Prussian spiked helmet, 1875, from German Pickelhaube, from pickel "(ice)pick, pickaxe," + haube "hood, bonnet." But the German word is attested 17c., long before the helmet type came into use, and originally meant simply "helmet;" Palmer reports a German theory (Andresen) that it is a folk-etymology: "as if from Pickel and haube, a cap or coif[;] more correctly written Biekelhaube, [it] is for Beckelhaube, a word most probably derived from becken, a basin."

Wiktionary
pickelhaube

n. (context historical English) A spiked helmet worn by German troops, especially during the First World War. (from 19th c.)

WordNet
pickelhaube

n. a spiked helmet worn by German soldiers

Wikipedia
Pickelhaube

The Pickelhaube (plural Pickelhauben; from the German Pickel, "point" or "pickaxe", and Haube, "bonnet", a general word for "headgear"), also Pickelhelm, was a spiked helmet worn in the nineteenth and twentieth centuries by German military, firefighters, and police. Although typically associated with the Prussian army, the helmet was widely imitated by other armies during this period.

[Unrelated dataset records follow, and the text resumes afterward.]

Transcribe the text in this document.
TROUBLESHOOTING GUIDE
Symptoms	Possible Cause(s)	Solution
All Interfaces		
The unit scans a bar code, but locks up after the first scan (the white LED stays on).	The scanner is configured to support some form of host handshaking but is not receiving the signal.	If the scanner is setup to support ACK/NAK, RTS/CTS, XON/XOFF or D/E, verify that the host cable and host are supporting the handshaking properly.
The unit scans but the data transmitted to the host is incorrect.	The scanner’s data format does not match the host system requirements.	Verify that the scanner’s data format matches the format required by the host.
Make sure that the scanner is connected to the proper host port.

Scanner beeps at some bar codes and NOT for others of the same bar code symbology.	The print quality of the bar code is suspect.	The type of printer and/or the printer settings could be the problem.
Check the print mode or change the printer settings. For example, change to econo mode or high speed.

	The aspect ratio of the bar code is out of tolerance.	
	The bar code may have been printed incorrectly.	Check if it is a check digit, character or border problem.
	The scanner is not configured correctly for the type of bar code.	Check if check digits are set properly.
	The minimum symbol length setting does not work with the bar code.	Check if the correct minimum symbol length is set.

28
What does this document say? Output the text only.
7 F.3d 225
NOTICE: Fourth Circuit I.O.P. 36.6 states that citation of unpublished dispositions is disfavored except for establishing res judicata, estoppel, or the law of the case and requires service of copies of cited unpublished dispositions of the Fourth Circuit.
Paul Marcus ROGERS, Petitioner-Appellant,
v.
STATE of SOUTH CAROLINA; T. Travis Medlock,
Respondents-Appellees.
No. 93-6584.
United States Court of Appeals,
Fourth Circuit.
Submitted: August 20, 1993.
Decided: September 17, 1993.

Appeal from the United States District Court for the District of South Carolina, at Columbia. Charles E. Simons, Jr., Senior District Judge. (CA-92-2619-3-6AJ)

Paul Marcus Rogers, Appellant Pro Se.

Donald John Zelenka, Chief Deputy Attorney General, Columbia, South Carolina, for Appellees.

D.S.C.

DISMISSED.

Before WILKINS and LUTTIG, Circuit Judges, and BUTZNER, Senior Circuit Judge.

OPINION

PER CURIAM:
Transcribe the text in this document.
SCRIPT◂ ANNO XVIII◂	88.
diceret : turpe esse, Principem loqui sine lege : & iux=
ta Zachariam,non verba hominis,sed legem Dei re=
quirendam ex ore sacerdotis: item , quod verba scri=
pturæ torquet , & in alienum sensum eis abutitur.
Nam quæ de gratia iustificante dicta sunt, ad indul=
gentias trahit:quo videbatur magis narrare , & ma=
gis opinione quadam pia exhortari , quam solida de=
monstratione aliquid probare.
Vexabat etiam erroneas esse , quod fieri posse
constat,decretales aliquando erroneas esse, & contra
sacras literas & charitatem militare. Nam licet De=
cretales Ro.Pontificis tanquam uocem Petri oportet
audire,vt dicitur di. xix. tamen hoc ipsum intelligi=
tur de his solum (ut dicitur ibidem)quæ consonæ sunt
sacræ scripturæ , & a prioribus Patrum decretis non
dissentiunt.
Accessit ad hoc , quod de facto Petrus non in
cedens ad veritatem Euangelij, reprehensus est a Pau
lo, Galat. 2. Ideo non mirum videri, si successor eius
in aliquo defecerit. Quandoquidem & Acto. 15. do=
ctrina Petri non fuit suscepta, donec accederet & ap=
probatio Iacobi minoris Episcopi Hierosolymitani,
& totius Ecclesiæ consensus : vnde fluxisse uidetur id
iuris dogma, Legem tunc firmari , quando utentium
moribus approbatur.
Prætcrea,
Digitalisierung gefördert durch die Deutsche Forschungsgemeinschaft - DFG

Usage examples of "pickelhaube".

When her son on a visit to Berlin in 1890 was made honorary colonel of a Prussian regiment, she wrote to him: “And so my Georgie boy has become a real live filthy blue-coated Pickelhaube German soldier!

It was several minutes before Tommy, wearing the dead German's spiked pickelhaube, appeared at the top of the stone steps.